Monday, October 22, 2007

THE FREE MARKET AND THE WINGNUTS

We hear over and over again that truth, justice and the American Way crucially depend on free markets. There are many exceptions, as Nobel Prize winners know, and one of them is terrifically ironic: wingnut publications.

The National Review has never made a profit, according to this article in the New York Sun, "An 'Encounter' With Conservative Publishing":
Mr. Buckley recalled that about a week ago, at an affair celebrating the 50th anniversary of the National Review, he had divulged that the National Review had lost about $25 million over 50 years, or about $500,000 a year - "about the cost of one third of one torpedo." He said people who backed the enterprise volunteered money over the years: "Our dear donors and friends had a sort of genius for exactly estimating how much money we needed to survive," because, Mr. Buckley said, they never gave one dollar more than was necessary. The National Review founder said it was correct to say the existence of that journal had affected the destiny of this country and would not have been possible without the help of Americans who understood that ideas have consequences.
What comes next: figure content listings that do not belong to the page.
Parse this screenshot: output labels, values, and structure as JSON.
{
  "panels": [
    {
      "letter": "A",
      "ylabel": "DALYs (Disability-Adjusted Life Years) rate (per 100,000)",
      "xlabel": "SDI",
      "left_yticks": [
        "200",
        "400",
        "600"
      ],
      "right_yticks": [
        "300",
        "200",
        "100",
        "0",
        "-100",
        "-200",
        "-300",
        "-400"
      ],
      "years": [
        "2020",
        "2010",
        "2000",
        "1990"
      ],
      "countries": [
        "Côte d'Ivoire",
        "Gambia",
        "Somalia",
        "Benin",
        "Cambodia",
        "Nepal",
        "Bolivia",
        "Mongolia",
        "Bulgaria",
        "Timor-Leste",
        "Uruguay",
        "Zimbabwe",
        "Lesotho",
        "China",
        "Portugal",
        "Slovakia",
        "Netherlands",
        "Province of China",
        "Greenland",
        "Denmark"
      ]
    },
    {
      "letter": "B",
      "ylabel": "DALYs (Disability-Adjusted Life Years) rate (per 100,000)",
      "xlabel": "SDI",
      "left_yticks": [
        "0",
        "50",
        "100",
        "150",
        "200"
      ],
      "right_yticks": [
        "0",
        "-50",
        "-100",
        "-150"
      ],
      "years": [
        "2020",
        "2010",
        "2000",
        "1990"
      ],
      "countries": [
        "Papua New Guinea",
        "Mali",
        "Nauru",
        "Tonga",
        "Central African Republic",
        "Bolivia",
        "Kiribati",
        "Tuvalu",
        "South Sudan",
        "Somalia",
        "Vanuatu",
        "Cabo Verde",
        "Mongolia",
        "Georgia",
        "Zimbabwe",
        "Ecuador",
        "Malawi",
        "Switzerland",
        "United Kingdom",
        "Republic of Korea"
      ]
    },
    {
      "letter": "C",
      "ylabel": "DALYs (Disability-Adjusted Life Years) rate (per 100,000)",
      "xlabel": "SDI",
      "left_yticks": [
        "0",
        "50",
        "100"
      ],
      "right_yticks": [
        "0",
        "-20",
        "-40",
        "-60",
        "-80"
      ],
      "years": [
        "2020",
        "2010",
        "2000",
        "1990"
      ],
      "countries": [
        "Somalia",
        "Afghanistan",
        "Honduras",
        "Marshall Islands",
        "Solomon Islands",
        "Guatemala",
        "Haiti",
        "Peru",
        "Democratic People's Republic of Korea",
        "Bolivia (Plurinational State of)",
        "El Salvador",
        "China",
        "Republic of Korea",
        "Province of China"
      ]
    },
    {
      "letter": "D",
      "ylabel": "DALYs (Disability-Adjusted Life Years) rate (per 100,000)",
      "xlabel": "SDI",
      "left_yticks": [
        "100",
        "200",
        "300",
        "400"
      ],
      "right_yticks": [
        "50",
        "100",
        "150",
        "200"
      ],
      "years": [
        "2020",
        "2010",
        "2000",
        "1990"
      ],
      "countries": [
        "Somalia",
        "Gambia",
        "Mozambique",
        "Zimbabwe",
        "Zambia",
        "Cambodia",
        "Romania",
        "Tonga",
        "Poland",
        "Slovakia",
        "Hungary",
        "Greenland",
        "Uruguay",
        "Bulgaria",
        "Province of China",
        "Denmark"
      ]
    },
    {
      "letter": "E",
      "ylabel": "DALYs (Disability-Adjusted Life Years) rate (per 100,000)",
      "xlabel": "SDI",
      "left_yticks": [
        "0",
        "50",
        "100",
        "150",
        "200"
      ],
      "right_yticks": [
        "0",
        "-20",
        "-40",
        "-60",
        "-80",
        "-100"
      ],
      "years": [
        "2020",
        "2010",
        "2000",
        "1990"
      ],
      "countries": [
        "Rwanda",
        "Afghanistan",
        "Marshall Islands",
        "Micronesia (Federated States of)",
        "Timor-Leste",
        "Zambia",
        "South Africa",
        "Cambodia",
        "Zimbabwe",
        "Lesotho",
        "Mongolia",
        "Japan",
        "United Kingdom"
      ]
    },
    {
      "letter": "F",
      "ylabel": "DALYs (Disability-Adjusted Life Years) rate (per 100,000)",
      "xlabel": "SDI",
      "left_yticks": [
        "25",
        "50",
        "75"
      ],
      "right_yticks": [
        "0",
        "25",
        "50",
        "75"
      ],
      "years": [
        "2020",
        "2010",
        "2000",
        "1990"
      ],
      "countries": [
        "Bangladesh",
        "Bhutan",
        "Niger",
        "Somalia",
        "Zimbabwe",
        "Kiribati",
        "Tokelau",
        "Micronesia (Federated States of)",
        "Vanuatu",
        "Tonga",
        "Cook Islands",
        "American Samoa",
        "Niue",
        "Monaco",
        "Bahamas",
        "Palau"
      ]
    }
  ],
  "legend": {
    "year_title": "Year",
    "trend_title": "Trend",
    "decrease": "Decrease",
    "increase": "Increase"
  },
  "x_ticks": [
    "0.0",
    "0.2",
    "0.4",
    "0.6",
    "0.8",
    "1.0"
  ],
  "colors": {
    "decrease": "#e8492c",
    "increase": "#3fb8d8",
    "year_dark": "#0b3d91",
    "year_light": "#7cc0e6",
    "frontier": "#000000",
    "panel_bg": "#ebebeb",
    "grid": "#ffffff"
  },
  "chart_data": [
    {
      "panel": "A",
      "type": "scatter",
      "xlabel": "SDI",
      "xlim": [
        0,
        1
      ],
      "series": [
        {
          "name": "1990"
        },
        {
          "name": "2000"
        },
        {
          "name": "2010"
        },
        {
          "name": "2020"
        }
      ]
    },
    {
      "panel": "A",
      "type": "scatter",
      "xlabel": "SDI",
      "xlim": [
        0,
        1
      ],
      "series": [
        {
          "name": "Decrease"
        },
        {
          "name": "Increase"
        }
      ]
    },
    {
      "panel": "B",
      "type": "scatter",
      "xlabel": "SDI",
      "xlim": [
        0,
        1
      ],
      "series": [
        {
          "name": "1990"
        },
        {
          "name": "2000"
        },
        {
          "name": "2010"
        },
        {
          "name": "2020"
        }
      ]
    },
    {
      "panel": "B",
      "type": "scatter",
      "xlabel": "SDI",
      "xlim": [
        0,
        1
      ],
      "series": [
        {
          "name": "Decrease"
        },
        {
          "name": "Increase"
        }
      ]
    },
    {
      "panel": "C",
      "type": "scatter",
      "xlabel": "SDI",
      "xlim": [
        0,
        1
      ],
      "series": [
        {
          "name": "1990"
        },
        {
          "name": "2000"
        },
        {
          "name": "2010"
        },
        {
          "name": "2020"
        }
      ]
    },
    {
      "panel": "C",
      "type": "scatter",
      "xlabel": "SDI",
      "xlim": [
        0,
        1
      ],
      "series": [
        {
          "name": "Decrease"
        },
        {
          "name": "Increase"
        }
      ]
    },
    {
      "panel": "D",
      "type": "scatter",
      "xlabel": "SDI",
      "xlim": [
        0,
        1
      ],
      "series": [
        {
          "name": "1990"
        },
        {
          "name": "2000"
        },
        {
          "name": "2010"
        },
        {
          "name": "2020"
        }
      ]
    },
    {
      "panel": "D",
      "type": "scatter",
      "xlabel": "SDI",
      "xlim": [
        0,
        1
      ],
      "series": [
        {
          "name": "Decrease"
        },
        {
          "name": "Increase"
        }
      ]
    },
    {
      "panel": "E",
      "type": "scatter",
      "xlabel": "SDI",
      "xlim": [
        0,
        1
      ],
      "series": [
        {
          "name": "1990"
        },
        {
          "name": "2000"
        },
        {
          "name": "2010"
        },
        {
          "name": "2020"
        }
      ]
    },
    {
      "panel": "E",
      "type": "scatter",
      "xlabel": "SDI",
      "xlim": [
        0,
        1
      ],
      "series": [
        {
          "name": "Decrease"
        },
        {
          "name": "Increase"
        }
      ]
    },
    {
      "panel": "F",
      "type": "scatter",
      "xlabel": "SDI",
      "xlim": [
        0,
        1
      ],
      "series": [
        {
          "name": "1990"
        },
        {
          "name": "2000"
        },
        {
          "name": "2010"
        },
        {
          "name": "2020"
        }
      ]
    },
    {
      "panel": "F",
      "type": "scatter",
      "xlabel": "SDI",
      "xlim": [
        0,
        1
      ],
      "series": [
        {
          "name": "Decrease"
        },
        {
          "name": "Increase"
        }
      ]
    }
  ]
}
The same is true for the Washington Times according to this WaPo article, "Tension of the Times":
The Unification Church has bankrolled huge losses at the Times, which several sources estimated have totaled more than $1 billion over the past 22 years. The paper's losses are running about $20 million annually, one source said; another source offered a slightly higher estimate.

Thanx to a nasty divorce proceeding, I also learned that the wingnut paper The Pittsburgh Tribune-Review has also failed the free-market test. According to the WaPo article "Low Road to Splitsville":
...the Tribune-Review has been a gurgling sinkhole from Day One; Scaife's lawyers say their client has pumped as much as $312 million into it over the years. And he's going to have to keep on pumping. The Tribune-Review's CEO has predicted an annual shortfall of $20 million for years to come.